Tasteless Cooking Recipe

Lemon Posset

A chilled lemon cream dessert that is smooth, rich, sharp, and deeply satisfying.

Lemon Posset

Ingredients

  • 700ml heavy cream (35% milk fat)
  • 3 large lemons
  • 187g granulated sugar

Method

  1. Zest the three lemons.
  2. Juice the lemons until you have 82g.
  3. Add the cream and sugar to a pan.
  4. Place the pan over medium heat.
  5. Stir continuously until all of the sugar has dissolved.
  6. Add all of the lemon zest.
  7. Increase the heat and continue stirring until the mixture begins to boil.
  8. Reduce the heat and simmer gently, stirring continuously for 10 minutes.
  9. Pour the cream mixture through a sieve into a clean pan.
  10. Simmer for a further 5 minutes.
  11. Remove the pan from the heat and leave to cool for 7 minutes.
  12. Place four large ramekins nearby.
  13. Stir the reserved lemon juice into the cream mixture until fully combined.
  14. Pour the mixture into the ramekins.
  15. Cover each ramekin with cling wrap and refrigerate for at least 5 hours, preferably overnight.

Notes

Avoid whisking vigorously after adding the lemon juice, as introducing air bubbles can spoil the smooth, silky texture of the posset.

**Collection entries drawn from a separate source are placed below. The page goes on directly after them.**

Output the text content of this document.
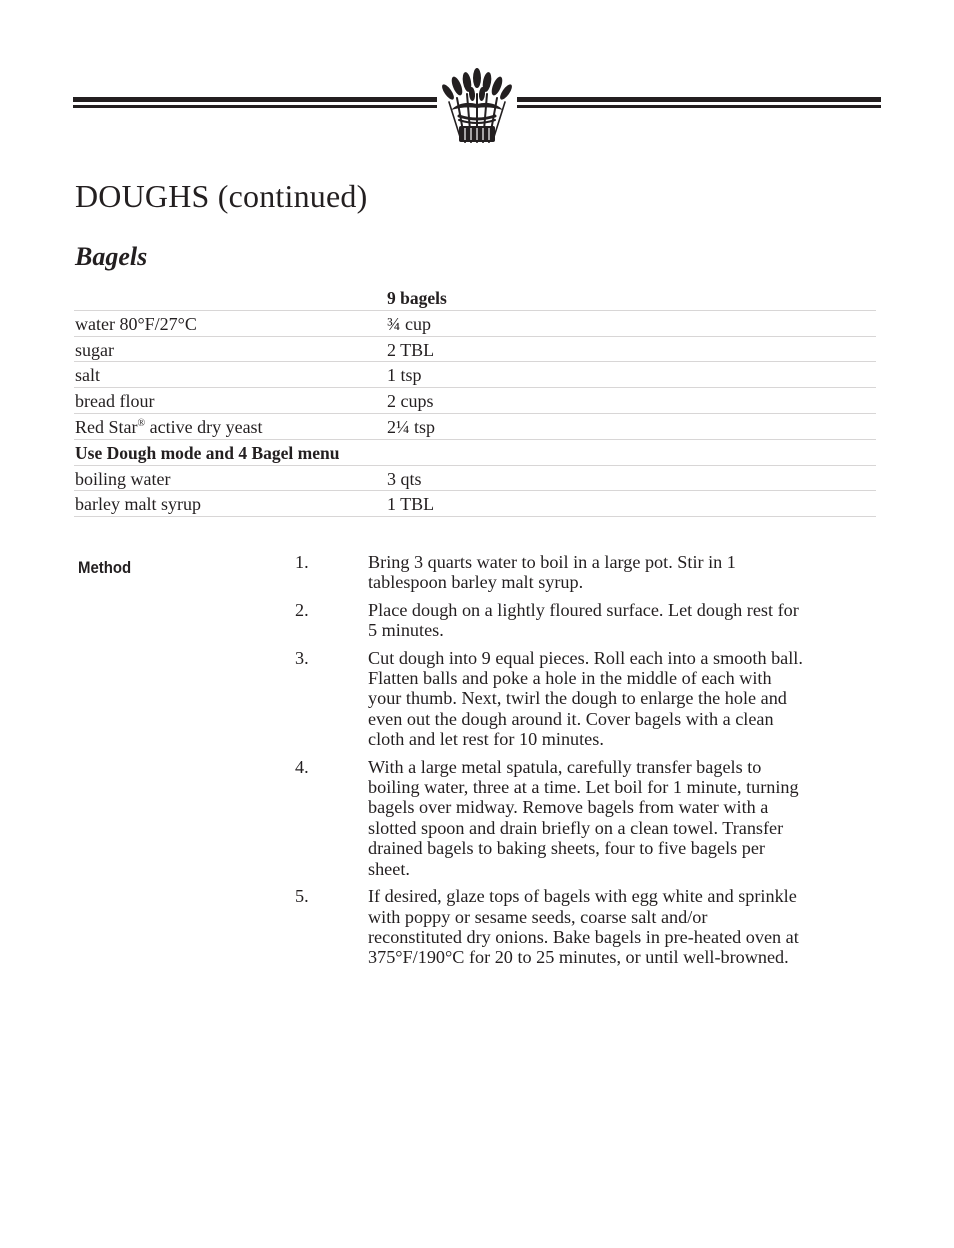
DOUGHS (continued)
Bagels
9 bagels
water 80°F/27°C	¾ cup
sugar	2 TBL
salt	1 tsp
bread flour	2 cups
Red Star® active dry yeast	2¼ tsp
Use Dough mode and 4 Bagel menu
boiling water	3 qts
barley malt syrup	1 TBL
Method	1.	Bring 3 quarts water to boil in a large pot. Stir in 1 tablespoon barley malt syrup.
2.	Place dough on a lightly floured surface. Let dough rest for 5 minutes.
3.	Cut dough into 9 equal pieces. Roll each into a smooth ball. Flatten balls and poke a hole in the middle of each with your thumb. Next, twirl the dough to enlarge the hole and even out the dough around it. Cover bagels with a clean cloth and let rest for 10 minutes.
4.	With a large metal spatula, carefully transfer bagels to boiling water, three at a time. Let boil for 1 minute, turning bagels over midway. Remove bagels from water with a slotted spoon and drain briefly on a clean towel. Transfer drained bagels to baking sheets, four to five bagels per sheet.
5.	If desired, glaze tops of bagels with egg white and sprinkle with poppy or sesame seeds, coarse salt and/or reconstituted dry onions. Bake bagels in pre-heated oven at 375°F/190°C for 20 to 25 minutes, or until well-browned.
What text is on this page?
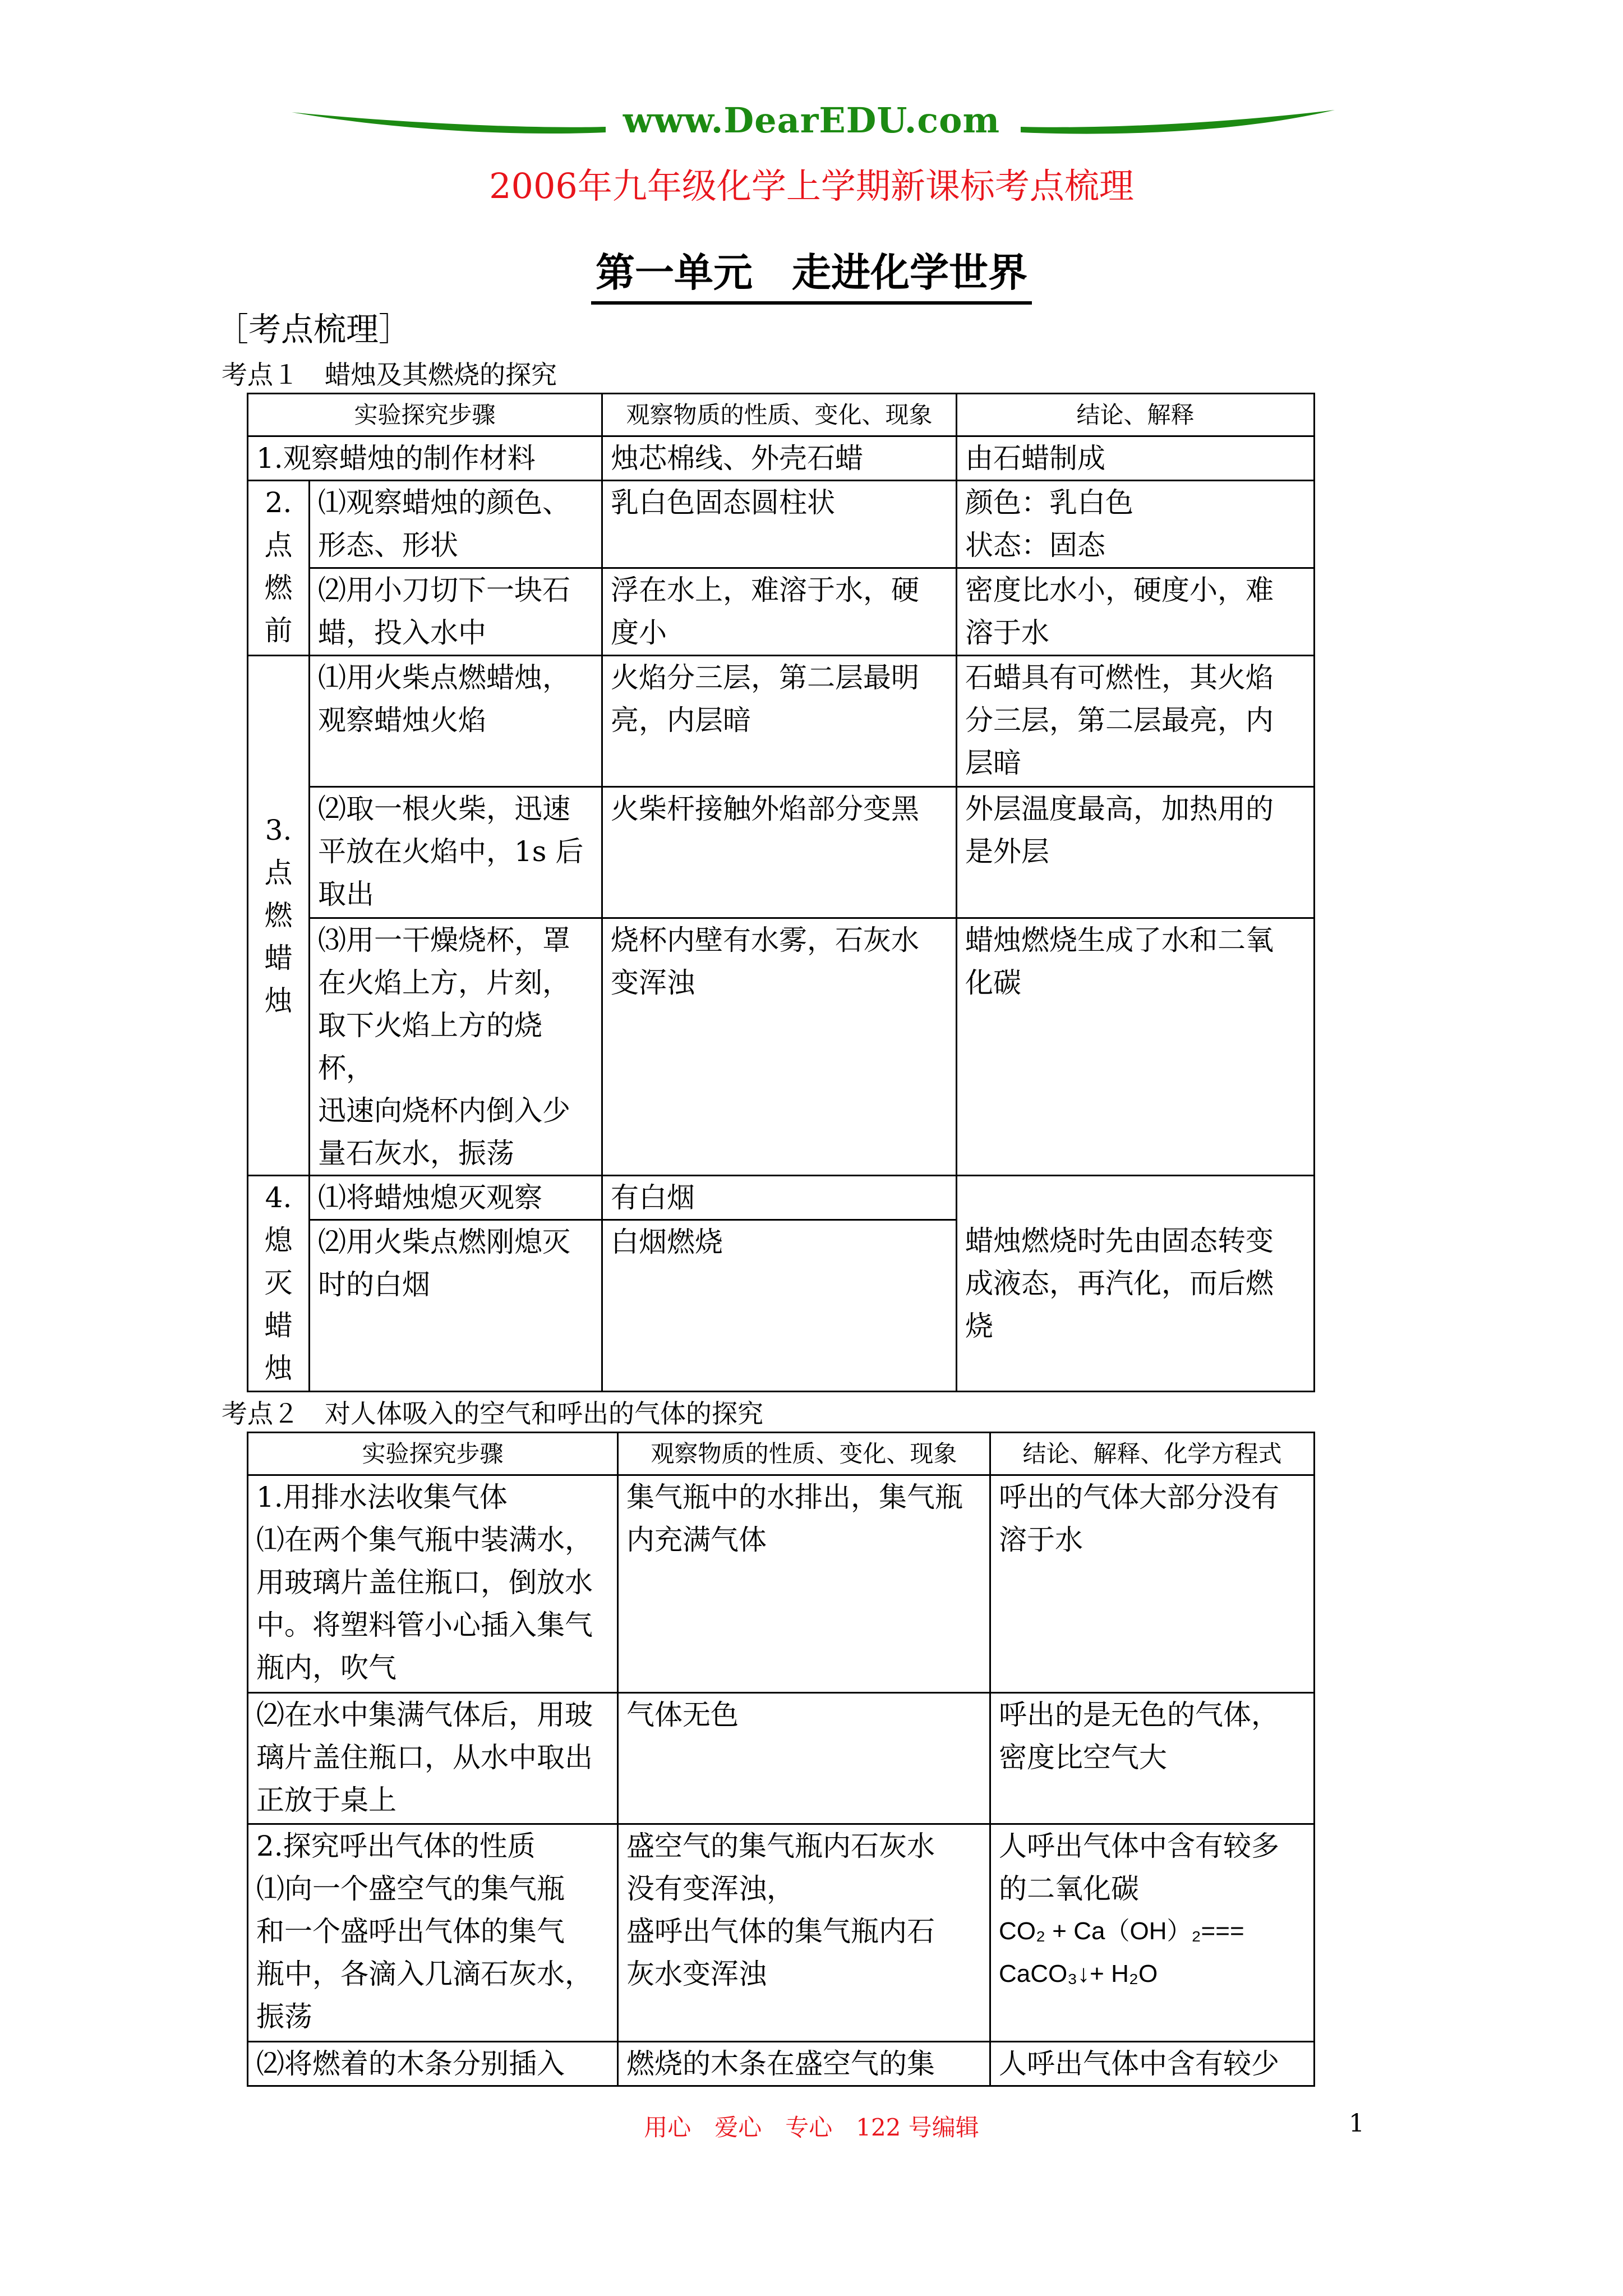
www.DearEDU.com
2006年九年级化学上学期新课标考点梳理
第一单元　走进化学世界
［考点梳理］
考点１　蜡烛及其燃烧的探究
实验探究步骤		观察物质的性质、变化、现象	结论、解释
1.观察蜡烛的制作材料		烛芯棉线、外壳石蜡	由石蜡制成

2.
点
燃
前	⑴观察蜡烛的颜色、
形态、形状	乳白色固态圆柱状	颜色：乳白色
状态：固态

	⑵用小刀切下一块石
蜡，投入水中	浮在水上，难溶于水，硬
度小	密度比水小，硬度小，难
溶于水

3.
点
燃
蜡
烛	⑴用火柴点燃蜡烛，
观察蜡烛火焰	火焰分三层，第二层最明
亮，内层暗	石蜡具有可燃性，其火焰
分三层，第二层最亮，内
层暗

	⑵取一根火柴，迅速
平放在火焰中，1s 后
取出	火柴杆接触外焰部分变黑	外层温度最高，加热用的
是外层

	⑶用一干燥烧杯，罩
在火焰上方，片刻，
取下火焰上方的烧杯，
迅速向烧杯内倒入少
量石灰水，振荡	烧杯内壁有水雾，石灰水
变浑浊	蜡烛燃烧生成了水和二氧
化碳

4.
熄
灭
蜡
烛	⑴将蜡烛熄灭观察	有白烟	蜡烛燃烧时先由固态转变
成液态，再汽化，而后燃
烧

	⑵用火柴点燃刚熄灭
时的白烟	白烟燃烧	
考点２　对人体吸入的空气和呼出的气体的探究
实验探究步骤	观察物质的性质、变化、现象	结论、解释、化学方程式

1.用排水法收集气体
⑴在两个集气瓶中装满水，
用玻璃片盖住瓶口，倒放水
中。将塑料管小心插入集气
瓶内，吹气	集气瓶中的水排出，集气瓶
内充满气体	呼出的气体大部分没有
溶于水

⑵在水中集满气体后，用玻
璃片盖住瓶口，从水中取出
正放于桌上	气体无色	呼出的是无色的气体，
密度比空气大

2.探究呼出气体的性质
⑴向一个盛空气的集气瓶
和一个盛呼出气体的集气
瓶中，各滴入几滴石灰水，
振荡	盛空气的集气瓶内石灰水
没有变浑浊，
盛呼出气体的集气瓶内石
灰水变浑浊	人呼出气体中含有较多
的二氧化碳
CO₂ + Ca（OH）₂===
CaCO₃↓+ H₂O

⑵将燃着的木条分别插入	燃烧的木条在盛空气的集	人呼出气体中含有较少
用心　爱心　专心　122 号编辑	1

NEVER step away from the pan!

Why it works for taste loss

Lemon posset combines strong citrus sharpness with cold, smooth richness. The acidity of the lemon can still feel bright and vivid when taste is reduced, while the chilled creamy texture creates a luxurious mouthfeel that helps the dessert remain satisfying even when flavour perception is muted.